Modern data management platforms integrate tape as part of tiered storage systems, automatically moving infrequently used data to tape for cost and energy savings.

As analyst Tony Lock from Freeform Dynamics notes, tape is no longer “an afterthought” but a key element of enterprise data strategies. Even major cloud providers rely on tape for their own deep storage tiers.

Can tape be used for active archiving?

Yes — thanks to software and system advances, tape is increasingly used for active archiving.

Active archives allow organisations to store data long-term while keeping it reasonably accessible. This is especially valuable for compliance data, research archives, and AI or machine learning training datasets.

Aardman Animations, for example, stores copies of its films at every production stage, using tape to preserve accessibility without high disk costs. As Lock explains, “You might not use it every day, but when you want it, you want to access it quickly.”

With proper indexing and caching, tape offers “warm storage” performance — slower than disk but faster (and far cheaper) than cloud retrieval.

How well does tape handle streaming and sequential data?

Tape shines in sequential and streaming workloads. It’s ideal for large continuous data streams, such as media playback, scientific sensors, and medical imaging.

In these cases, its sustained read speeds can rival disk drives, but at a fraction of the cost. This makes it a powerful option for organisations handling massive datasets that don’t require random access — from broadcasters to genomics labs.

What Is LTFS and why does it matter?

The Linear Tape File System (LTFS), introduced with LTO-5 in 2010, transformed tape into a more user-friendly format. LTFS lets tape function like a regular file system, allowing drag-and-drop operations and easy file browsing.
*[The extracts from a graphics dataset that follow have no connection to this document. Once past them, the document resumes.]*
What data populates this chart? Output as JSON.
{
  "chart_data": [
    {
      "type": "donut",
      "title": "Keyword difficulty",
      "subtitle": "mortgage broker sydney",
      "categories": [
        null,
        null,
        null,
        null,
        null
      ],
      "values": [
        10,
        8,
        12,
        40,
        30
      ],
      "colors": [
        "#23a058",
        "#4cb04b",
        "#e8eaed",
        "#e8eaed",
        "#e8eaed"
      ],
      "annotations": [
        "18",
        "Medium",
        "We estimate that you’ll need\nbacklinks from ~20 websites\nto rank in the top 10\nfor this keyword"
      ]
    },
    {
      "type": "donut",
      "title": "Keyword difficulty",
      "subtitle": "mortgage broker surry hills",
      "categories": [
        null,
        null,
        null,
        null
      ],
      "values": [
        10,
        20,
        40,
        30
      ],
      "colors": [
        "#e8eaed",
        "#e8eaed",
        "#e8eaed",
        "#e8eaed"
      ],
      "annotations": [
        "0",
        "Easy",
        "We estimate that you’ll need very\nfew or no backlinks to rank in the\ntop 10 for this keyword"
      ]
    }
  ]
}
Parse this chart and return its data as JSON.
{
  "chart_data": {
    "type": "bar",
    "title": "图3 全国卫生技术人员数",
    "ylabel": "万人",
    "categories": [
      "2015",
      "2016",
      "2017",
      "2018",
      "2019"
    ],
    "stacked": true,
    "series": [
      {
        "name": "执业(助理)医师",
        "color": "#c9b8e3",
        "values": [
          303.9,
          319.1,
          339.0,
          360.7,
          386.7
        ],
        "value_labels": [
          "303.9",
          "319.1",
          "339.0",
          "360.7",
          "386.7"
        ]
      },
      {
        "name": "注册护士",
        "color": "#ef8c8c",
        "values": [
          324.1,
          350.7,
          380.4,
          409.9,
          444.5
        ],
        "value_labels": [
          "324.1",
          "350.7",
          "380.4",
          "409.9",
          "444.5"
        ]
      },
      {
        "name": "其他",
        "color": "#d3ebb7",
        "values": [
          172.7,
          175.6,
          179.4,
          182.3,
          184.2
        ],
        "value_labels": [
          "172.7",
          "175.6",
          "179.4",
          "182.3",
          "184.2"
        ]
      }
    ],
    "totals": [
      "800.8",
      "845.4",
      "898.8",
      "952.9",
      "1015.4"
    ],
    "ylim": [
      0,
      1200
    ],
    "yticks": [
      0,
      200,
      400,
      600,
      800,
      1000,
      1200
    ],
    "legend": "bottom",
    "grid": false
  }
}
Each cartridge contains two partitions: one holds the index, and the other holds data. Combined with NAS front-ends and disk caching, LTFS enables “tape NAS” solutions — systems that offer large-scale, affordable, nearline access to archival data.
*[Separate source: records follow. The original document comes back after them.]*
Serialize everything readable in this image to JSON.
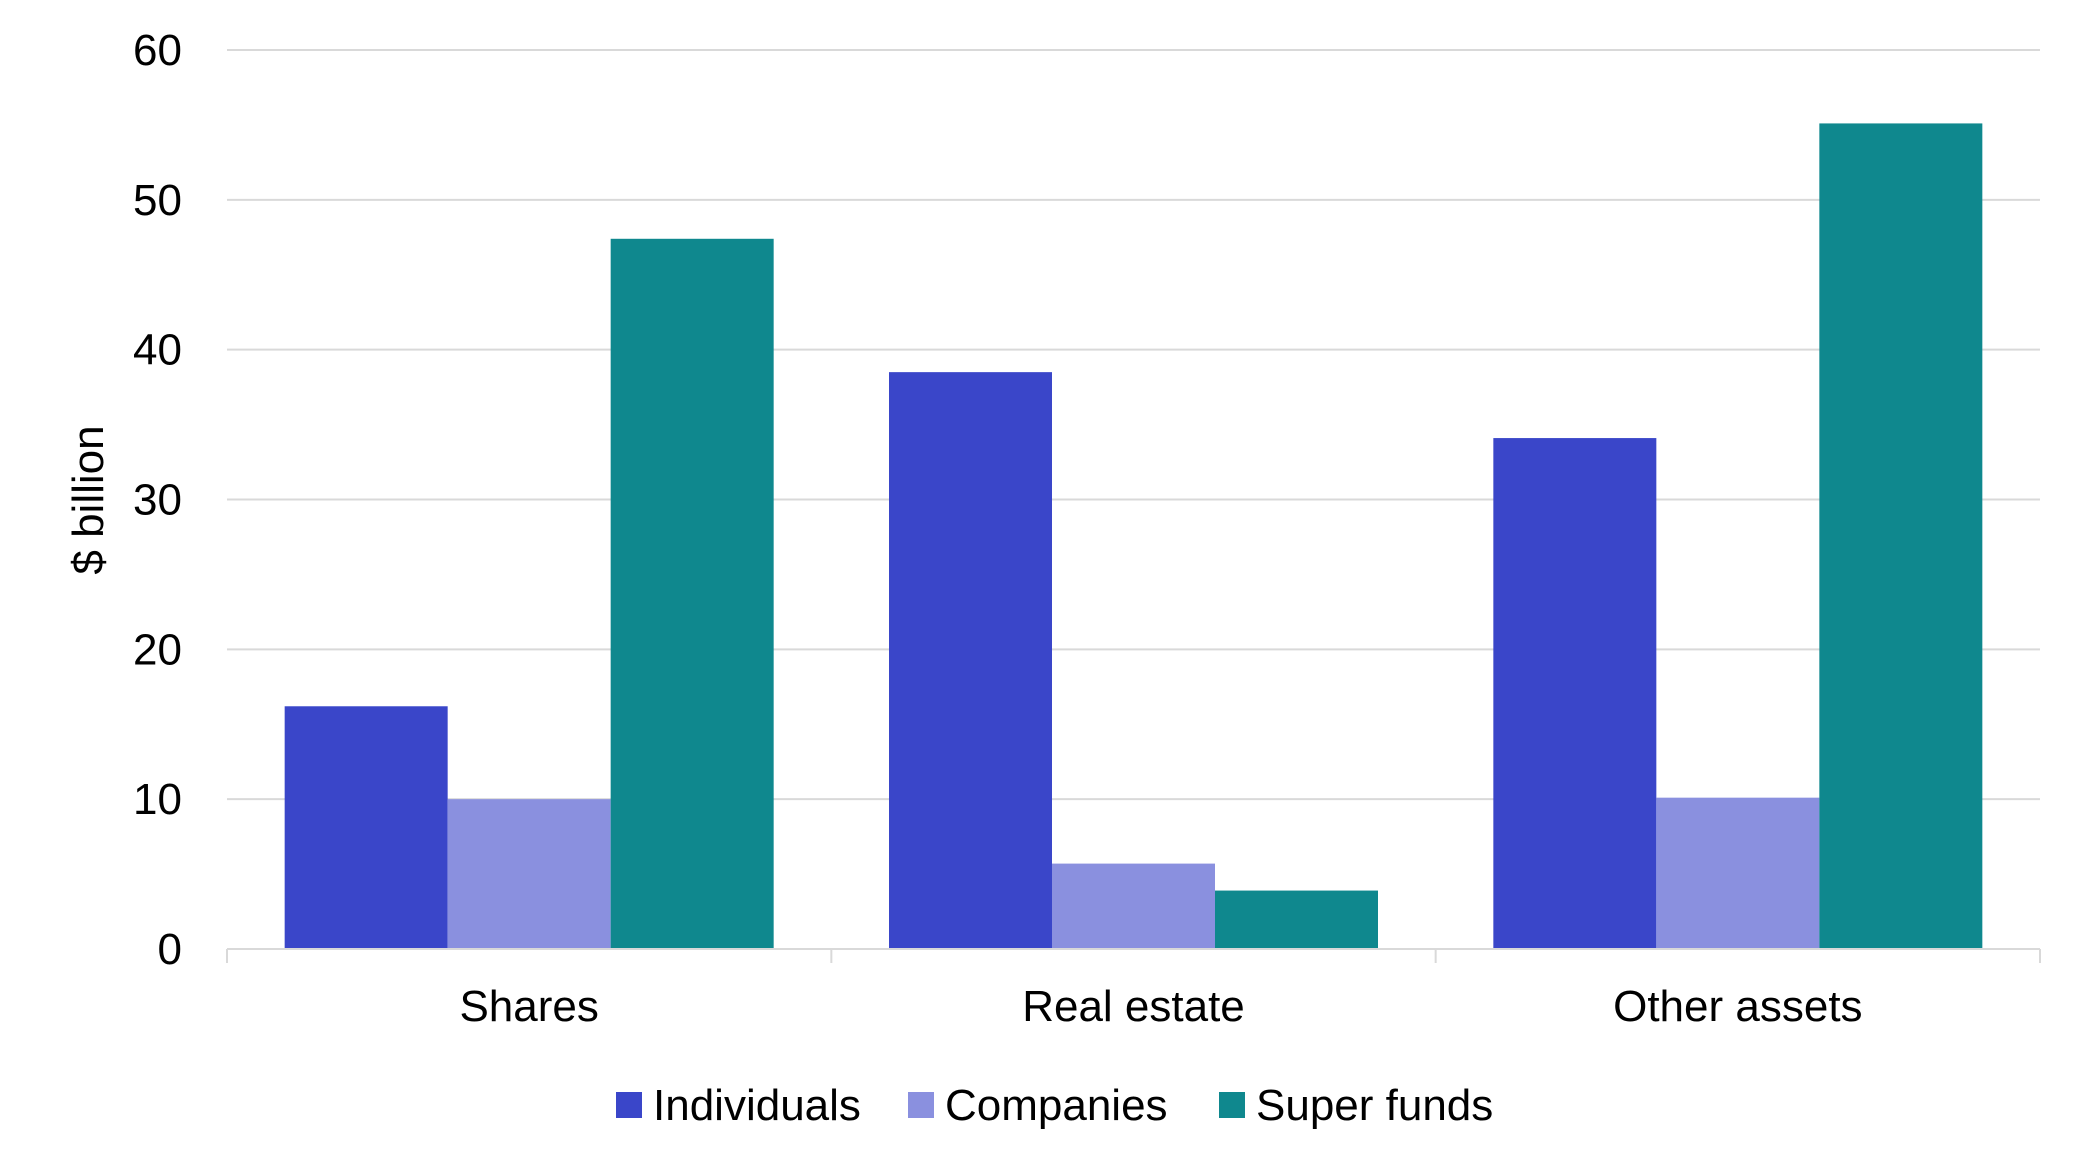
{
  "chart_data": {
    "type": "bar",
    "title": "",
    "xlabel": "",
    "ylabel": "$ billion",
    "ylim": [
      0,
      60
    ],
    "yticks": [
      0,
      10,
      20,
      30,
      40,
      50,
      60
    ],
    "categories": [
      "Shares",
      "Real estate",
      "Other assets"
    ],
    "series": [
      {
        "name": "Individuals",
        "color": "#3a46c9",
        "values": [
          16.2,
          38.5,
          34.1
        ]
      },
      {
        "name": "Companies",
        "color": "#8a90df",
        "values": [
          10.0,
          5.7,
          10.1
        ]
      },
      {
        "name": "Super funds",
        "color": "#0f888e",
        "values": [
          47.4,
          3.9,
          55.1
        ]
      }
    ],
    "grid": true,
    "legend": "bottom"
  }
}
Vendors such as IBM, Fujitsu, Nodeum, Quantum, and SpectraLogic now provide LTFS products, making tape integration straightforward in hybrid storage environments.

How does tape fit into a modern data strategy?
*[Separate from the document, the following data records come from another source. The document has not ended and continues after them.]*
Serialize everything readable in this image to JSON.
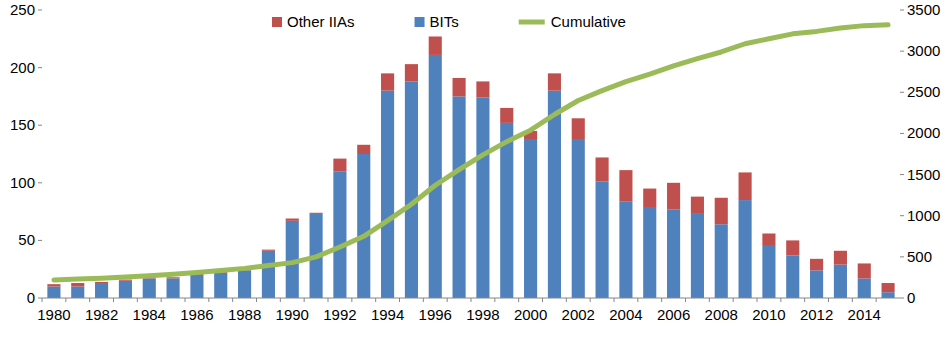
{
  "chart_data": {
    "type": "bar",
    "stacked": true,
    "grid": false,
    "legend": "top",
    "categories": [
      "1980",
      null,
      "1982",
      null,
      "1984",
      null,
      "1986",
      null,
      "1988",
      null,
      "1990",
      null,
      "1992",
      null,
      "1994",
      null,
      "1996",
      null,
      "1998",
      null,
      "2000",
      null,
      "2002",
      null,
      "2004",
      null,
      "2006",
      null,
      "2008",
      null,
      "2010",
      null,
      "2012",
      null,
      "2014",
      null
    ],
    "ylim": [
      0,
      250
    ],
    "yticks": [
      0,
      50,
      100,
      150,
      200,
      250
    ],
    "y2lim": [
      0,
      3500
    ],
    "y2ticks": [
      0,
      500,
      1000,
      1500,
      2000,
      2500,
      3000,
      3500
    ],
    "series": [
      {
        "name": "Other IIAs",
        "type": "bar",
        "color": "#c0504d",
        "values": [
          2,
          3,
          1,
          1,
          1,
          1,
          1,
          1,
          1,
          1,
          2,
          1,
          11,
          8,
          15,
          15,
          16,
          16,
          14,
          13,
          7,
          15,
          18,
          21,
          27,
          16,
          23,
          15,
          23,
          24,
          10,
          13,
          10,
          12,
          13,
          8
        ]
      },
      {
        "name": "BITs",
        "type": "bar",
        "color": "#4f81bd",
        "values": [
          10,
          10,
          13,
          15,
          17,
          17,
          20,
          22,
          24,
          41,
          67,
          73,
          110,
          125,
          180,
          188,
          211,
          175,
          174,
          152,
          138,
          180,
          138,
          101,
          84,
          79,
          77,
          73,
          64,
          85,
          46,
          37,
          24,
          29,
          17,
          5
        ]
      },
      {
        "name": "Cumulative",
        "type": "line",
        "axis": "y2",
        "color": "#9bbb59",
        "values": [
          220,
          230,
          240,
          255,
          270,
          290,
          310,
          335,
          360,
          395,
          430,
          500,
          620,
          750,
          940,
          1140,
          1370,
          1560,
          1740,
          1900,
          2040,
          2230,
          2400,
          2520,
          2630,
          2720,
          2820,
          2910,
          2990,
          3090,
          3150,
          3210,
          3240,
          3280,
          3310,
          3320
        ]
      }
    ]
  }
}
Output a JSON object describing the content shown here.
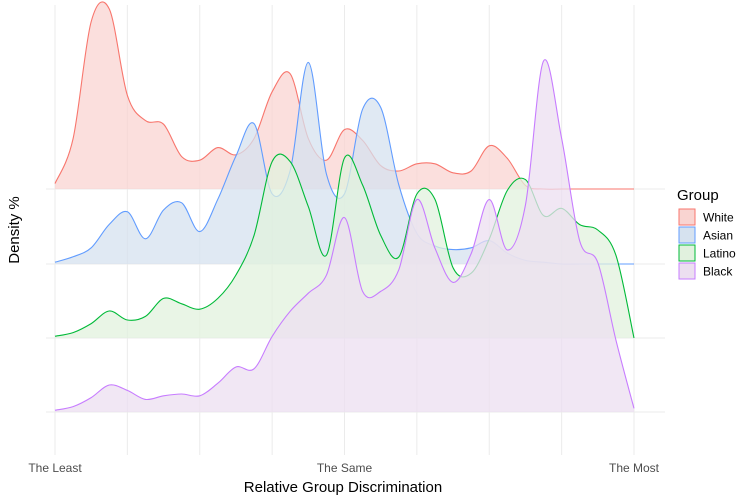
{
  "chart_data": {
    "type": "area",
    "subtype": "ridgeline",
    "title": "",
    "xlabel": "Relative Group Discrimination",
    "ylabel": "Density %",
    "x_ticks": [
      "The Least",
      "The Same",
      "The Most"
    ],
    "x_tick_values": [
      1,
      5,
      9
    ],
    "xlim": [
      1,
      9
    ],
    "grid": true,
    "legend": {
      "title": "Group",
      "position": "right"
    },
    "x": [
      1.0,
      1.25,
      1.5,
      1.75,
      2.0,
      2.25,
      2.5,
      2.75,
      3.0,
      3.25,
      3.5,
      3.75,
      4.0,
      4.25,
      4.5,
      4.75,
      5.0,
      5.25,
      5.5,
      5.75,
      6.0,
      6.25,
      6.5,
      6.75,
      7.0,
      7.25,
      7.5,
      7.75,
      8.0,
      8.25,
      8.5,
      8.75,
      9.0
    ],
    "series": [
      {
        "name": "White",
        "color": "#f8766d",
        "fill": "#f9d4d1",
        "values": [
          0.03,
          0.28,
          0.93,
          1.0,
          0.52,
          0.38,
          0.36,
          0.18,
          0.16,
          0.23,
          0.19,
          0.28,
          0.54,
          0.64,
          0.28,
          0.16,
          0.33,
          0.27,
          0.13,
          0.1,
          0.14,
          0.14,
          0.09,
          0.1,
          0.24,
          0.17,
          0.02,
          0.0,
          0.0,
          0.0,
          0.0,
          0.0,
          0.0
        ]
      },
      {
        "name": "Asian",
        "color": "#619cff",
        "fill": "#d6e2ef",
        "values": [
          0.01,
          0.04,
          0.09,
          0.22,
          0.29,
          0.14,
          0.3,
          0.34,
          0.18,
          0.36,
          0.6,
          0.78,
          0.39,
          0.52,
          1.12,
          0.5,
          0.39,
          0.86,
          0.87,
          0.44,
          0.17,
          0.1,
          0.08,
          0.09,
          0.13,
          0.06,
          0.02,
          0.01,
          0.0,
          0.0,
          0.0,
          0.0,
          0.0
        ]
      },
      {
        "name": "Latino",
        "color": "#00ba38",
        "fill": "#e1f1de",
        "values": [
          0.01,
          0.03,
          0.08,
          0.15,
          0.1,
          0.12,
          0.22,
          0.19,
          0.16,
          0.22,
          0.35,
          0.57,
          0.98,
          0.98,
          0.73,
          0.46,
          1.0,
          0.85,
          0.57,
          0.45,
          0.8,
          0.77,
          0.39,
          0.36,
          0.55,
          0.82,
          0.88,
          0.68,
          0.72,
          0.63,
          0.6,
          0.46,
          0.0
        ]
      },
      {
        "name": "Black",
        "color": "#c77cff",
        "fill": "#ecdff0",
        "values": [
          0.01,
          0.03,
          0.08,
          0.15,
          0.12,
          0.07,
          0.09,
          0.1,
          0.09,
          0.16,
          0.25,
          0.24,
          0.42,
          0.56,
          0.66,
          0.76,
          1.08,
          0.67,
          0.67,
          0.79,
          1.18,
          0.91,
          0.72,
          0.88,
          1.18,
          0.9,
          1.15,
          1.95,
          1.52,
          0.95,
          0.83,
          0.4,
          0.02
        ]
      }
    ]
  }
}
In a tiered storage model, tape forms the lowest-cost, lowest-power layer. Data management tools automatically move older or less-accessed data to tape, keeping performance high while minimising costs.

Tape is also central to ransomware resilience. Offline copies are immutable and immune to cyberattacks, providing a last line of defence.

For organisations wary of cloud egress fees, tape offers an economical on-premises alternative. Many combine both: cloud for flexibility and tape for secure, low-cost archival.

The Takeaway

Magnetic tape may be decades old, but it remains one of the most reliable, scalable, and secure storage technologies available. Modern LTO generations, LTFS accessibility, and its inherent ransomware protection make tape a vital component of sustainable, cost-efficient data management. As storage demands continue to skyrocket, tape’s blend of longevity, capacity, and resilience ensures it stays highly relevant in the digital era.